»Mein Medium Martha wird nun in Ihre Gedanken eindringen und mir vermitteln, was darin vorgeht - bitte konzentrieren Sie sich auf Ihre Würfelzahlen!«
Das Knistern der brennenden Scheite war das einzige Geräusch im Zelt. Das stumme Rund der Zuschauer hielt den Atem an. Wie er es machte, weiß ich auch heute nicht, will es auch nicht wissen, aber er legte vermutlich wie immer eine Hand an die Stirn und sagte sehr langsam, fast wie in Trance:
»Sie haben mit dem roten Würfel die Drei, mit dem weißen die Vier und - ja, mit dem blauen die Eins gewürfelt!«
Der Mann mit dem Tablett auf den Knien hob den Würfelbecher und presste hervor:
»Das stimmt! Es ist völlig richtig! Unglaublich!«
Es war der dritte Versuch mit drei Würfeln, bei diesem letzten durfte der Würfelnde auch noch nach dem Wurf beliebig oft die Würfel verdrehen. Ich konnte die Verblüffung in den Gesichtern ringsum nur ahnen, denn sehen konnte ich durch die schwarze Kapuze mit dichtem Frontschleier nichts. Natürlich war ich kein Medium, empfing nichts, sendete ihm nichts. Er benutzte mich nur als Verstärker der Atmosphäre. Er benutzte mich, ja, das ist das richtige Wort. Allerdings erzeugt dieses eigentlich negative Wort in mir eher ein leichtes Beben. Ich werde benutzt. Ja, das klingt brutal, abstoßend, unglaublich - nein, all dies nicht, es klingt erregend, ergreifend, ja, mich durchdringend, macht mich zittern.
Für die Zuschauer war die folgende Darbietung nochmal eine unglaubliche Steigerung: Er gab einer Dame aus dem Publikum ein Klemmbrett mit Papier und Stift und bat sie, eine kleine, einfache Zeichnung darauf zu entwerfen, sowie den Vornamen einer für sie wichtigen Person dazu zu schreiben. Er nahm ein gleiches Klemmbrett und »empfing« über mich, die ich eher teilnahmslos, die Hände im Schoß gefaltet, auf dem schwarz-rot gepolsterten Stuhl saß, was die Dame zu Papier brachte. Wenn er dann sein Brett neben ihres hielt, zeigte sich, dass er sowohl ihre Zeichnung als auch den Namen korrekt kopiert hatte, obschon er ein paar Meter von ihr entfernt ihr den Rücken zugewandt hatte.
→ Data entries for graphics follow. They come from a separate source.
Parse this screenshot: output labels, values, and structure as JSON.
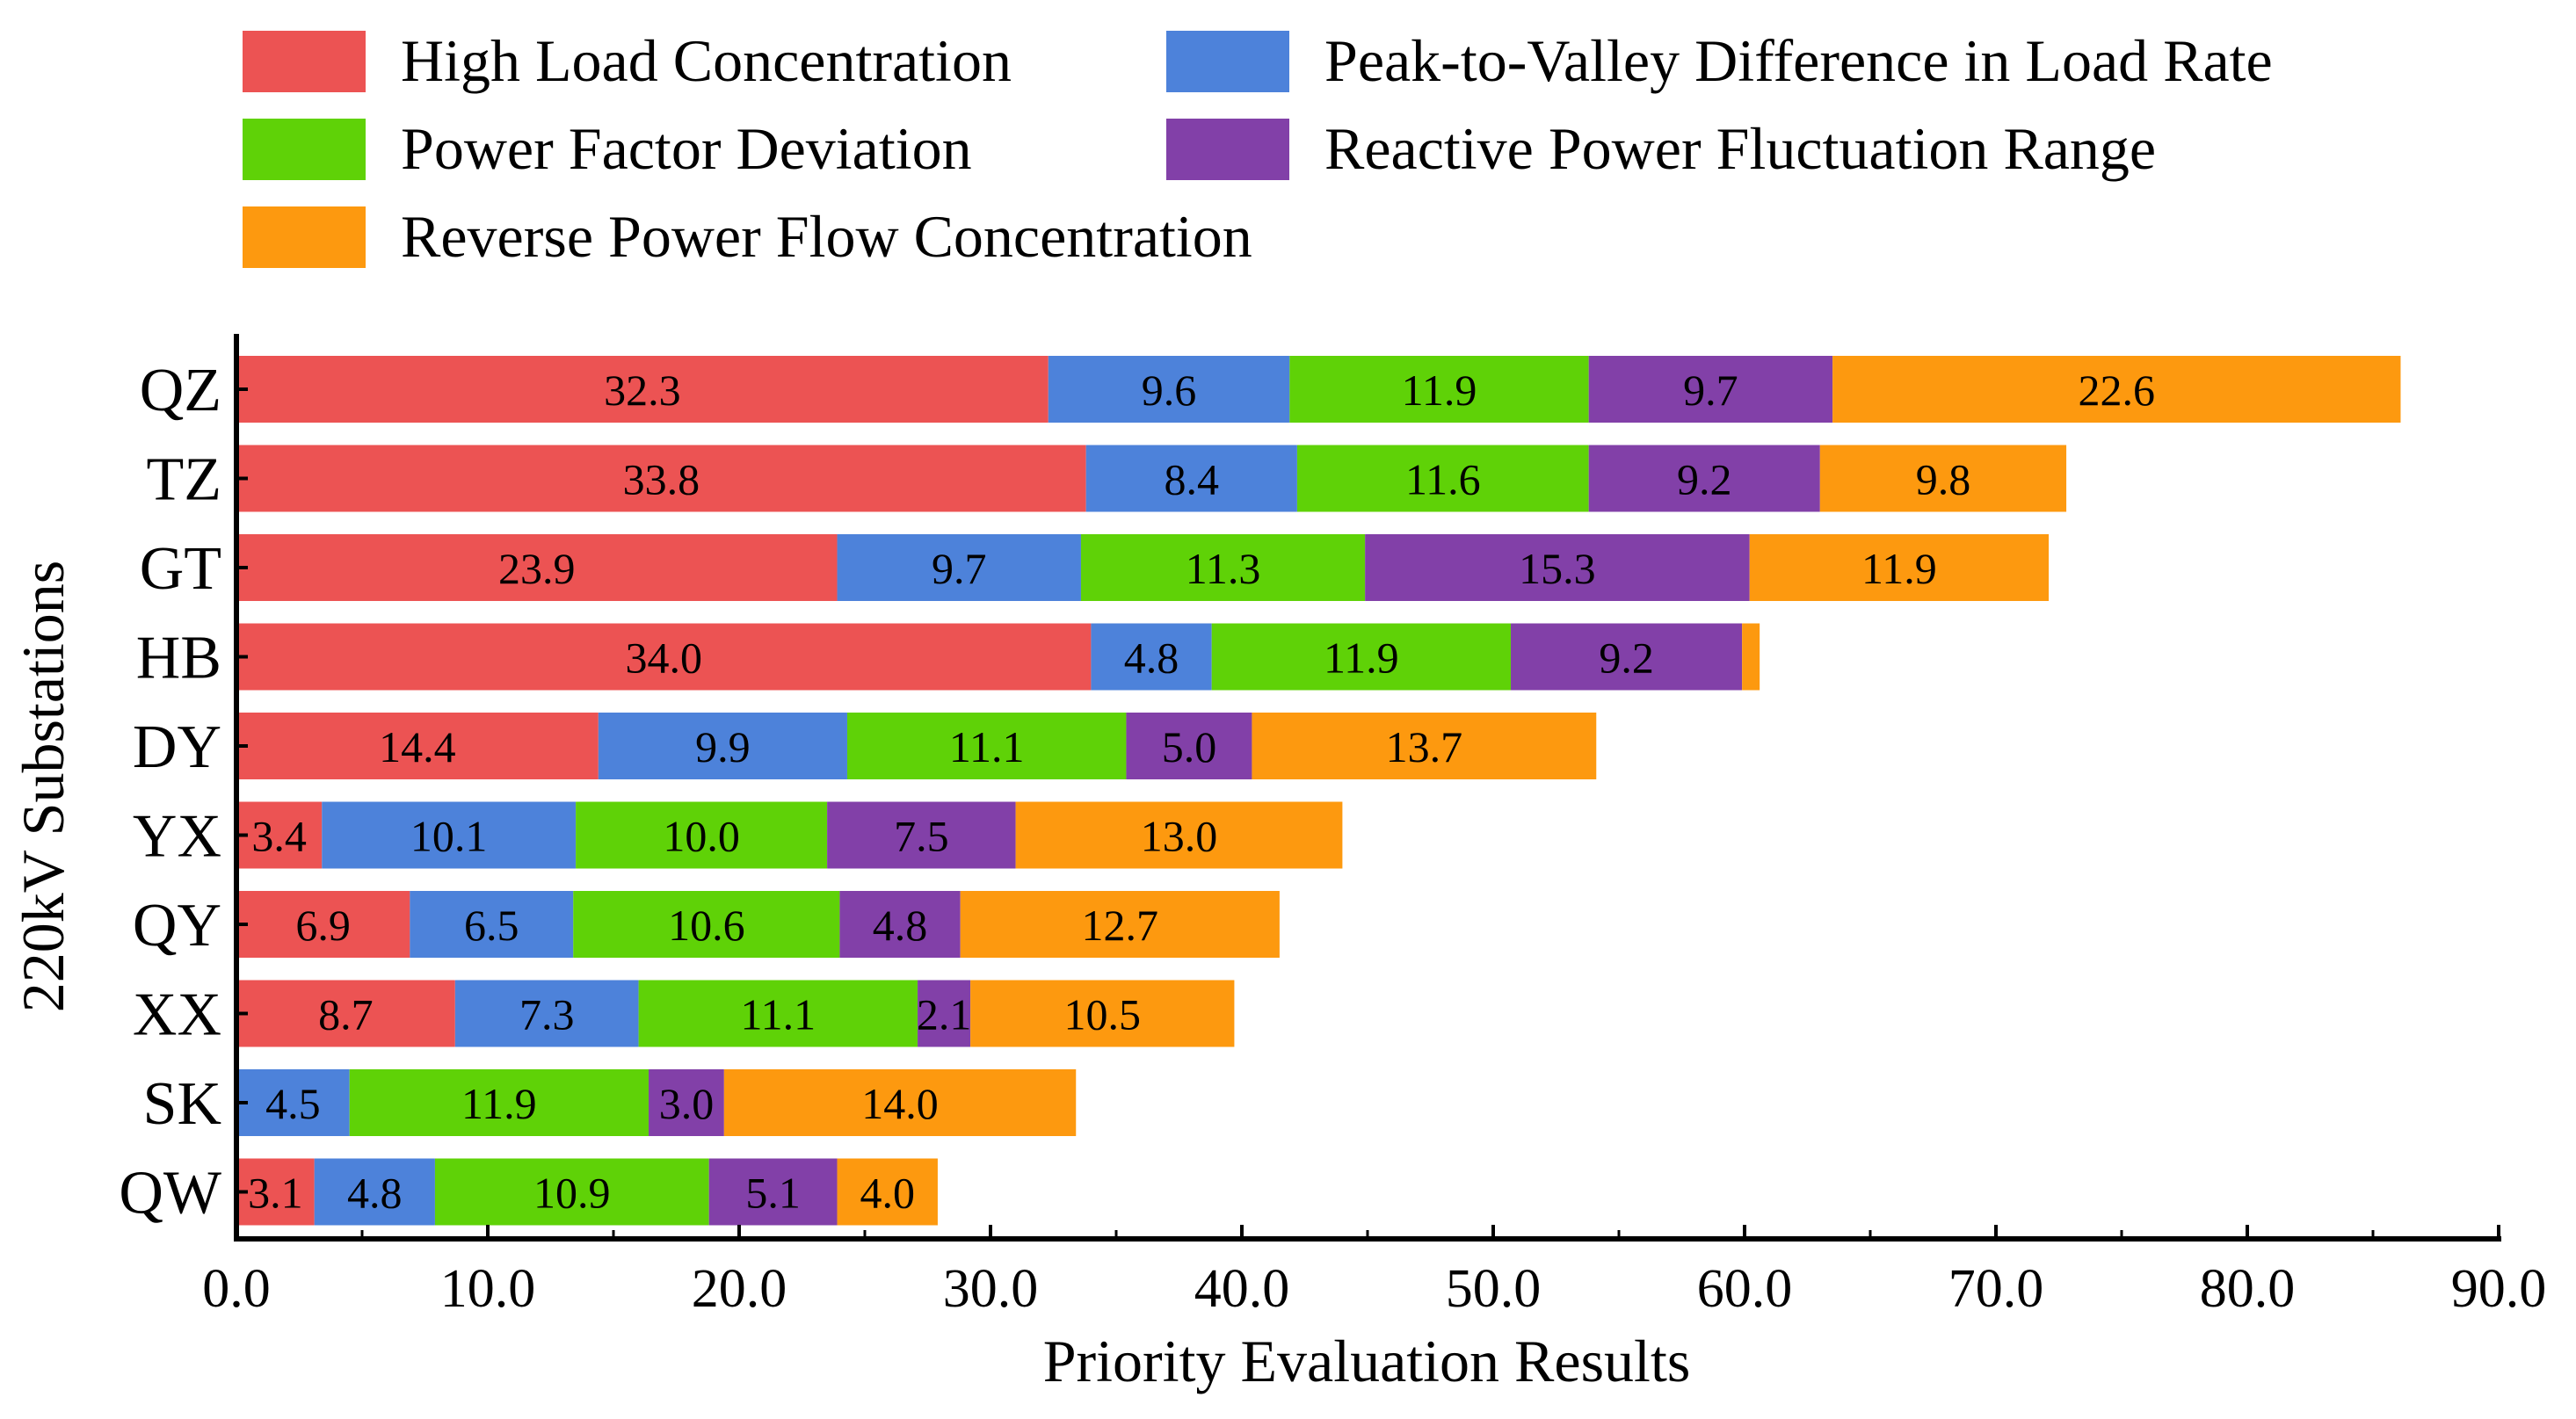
{
  "chart_data": {
    "type": "bar",
    "orientation": "horizontal",
    "stacked": true,
    "title": "",
    "xlabel": "Priority Evaluation Results",
    "ylabel": "220kV Substations",
    "xlim": [
      0,
      90
    ],
    "xticks": [
      "0.0",
      "10.0",
      "20.0",
      "30.0",
      "40.0",
      "50.0",
      "60.0",
      "70.0",
      "80.0",
      "90.0"
    ],
    "xtick_values": [
      0,
      10,
      20,
      30,
      40,
      50,
      60,
      70,
      80,
      90
    ],
    "grid": false,
    "legend_position": "top",
    "categories": [
      "QZ",
      "TZ",
      "GT",
      "HB",
      "DY",
      "YX",
      "QY",
      "XX",
      "SK",
      "QW"
    ],
    "series": [
      {
        "name": "High Load Concentration",
        "color": "#ec5353",
        "values": [
          32.3,
          33.8,
          23.9,
          34.0,
          14.4,
          3.4,
          6.9,
          8.7,
          0,
          3.1
        ],
        "labels": [
          "32.3",
          "33.8",
          "23.9",
          "34.0",
          "14.4",
          "3.4",
          "6.9",
          "8.7",
          "",
          "3.1"
        ]
      },
      {
        "name": "Peak-to-Valley Difference in Load Rate",
        "color": "#4d82da",
        "values": [
          9.6,
          8.4,
          9.7,
          4.8,
          9.9,
          10.1,
          6.5,
          7.3,
          4.5,
          4.8
        ],
        "labels": [
          "9.6",
          "8.4",
          "9.7",
          "4.8",
          "9.9",
          "10.1",
          "6.5",
          "7.3",
          "4.5",
          "4.8"
        ]
      },
      {
        "name": "Power Factor Deviation",
        "color": "#5fd207",
        "values": [
          11.9,
          11.6,
          11.3,
          11.9,
          11.1,
          10.0,
          10.6,
          11.1,
          11.9,
          10.9
        ],
        "labels": [
          "11.9",
          "11.6",
          "11.3",
          "11.9",
          "11.1",
          "10.0",
          "10.6",
          "11.1",
          "11.9",
          "10.9"
        ]
      },
      {
        "name": "Reactive Power Fluctuation Range",
        "color": "#8240a8",
        "values": [
          9.7,
          9.2,
          15.3,
          9.2,
          5.0,
          7.5,
          4.8,
          2.1,
          3.0,
          5.1
        ],
        "labels": [
          "9.7",
          "9.2",
          "15.3",
          "9.2",
          "5.0",
          "7.5",
          "4.8",
          "2.1",
          "3.0",
          "5.1"
        ]
      },
      {
        "name": "Reverse Power Flow Concentration",
        "color": "#fd990f",
        "values": [
          22.6,
          9.8,
          11.9,
          0.7,
          13.7,
          13.0,
          12.7,
          10.5,
          14.0,
          4.0
        ],
        "labels": [
          "22.6",
          "9.8",
          "11.9",
          "",
          "13.7",
          "13.0",
          "12.7",
          "10.5",
          "14.0",
          "4.0"
        ]
      }
    ]
  }
}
Wie gesagt, er verriet mir seine Geheimnisse nicht, für die ich nur dazusitzen hatte, unbeweglich, die schwarze Kapuze über dem Kopf, und wenn er mir die abzog, hatte ich zu schauen, als würde ich aus einem Traum erwachen, wenn er mit den Fingern schnippte.
Es war dieses Fingerschnippen, das ich liebte, denn es beendete diese Rolle, die ich zu spielen hatte. Nicht, dass ich nicht auch diese Rolle genossen hätte, aber da ich eigentlich nur Staffage für seine Auftritte in diesem Märchenzelt war, die er alle zwei Wochen gab, war das nicht vergleichbar mit meiner eigentlichen Rolle, für die er mir die gleiche Kapuze überzog, im Wohnzimmer, im Auto, im Wald - wo immer er es sich ausgesucht hatte: Meine Rolle als sein absolutes Eigentum in blindem Gehorsam. Er wollte mich, denke ich, zwingen, mich in diesen Momenten der Blindheit ganz auf ihn und seine Stimme zu konzentrieren.
Was für absurde, ungeheuerliche drei Worte: Sein absolutes Eigentum. Wie kann es das geben? Sicher, es gab - und vielleicht gibt es immer noch in dunkleren Ecken unserer Welt - Sklaven, die das Eigentum Ihrer »Besitzer« waren, die sie für sich arbeiten ließen, kauften oder verkauften wie ein Stück Vieh. Aber die waren oder sind immer nur rein körperlich Eigentum ihrer Herrschaft, nie in ihrem freien Wollen. Sowie die Ketten fallen, entfliehen sie in ihr eigenes, selbstbestimmtes Leben. Davon ist hier nicht die Rede. Hier geht es um Hingabe, um das freiwillige Unterordnen des Ichs unter ein Du, ein Teilwerden, Verschmelzen mit dem Wollen des anderen.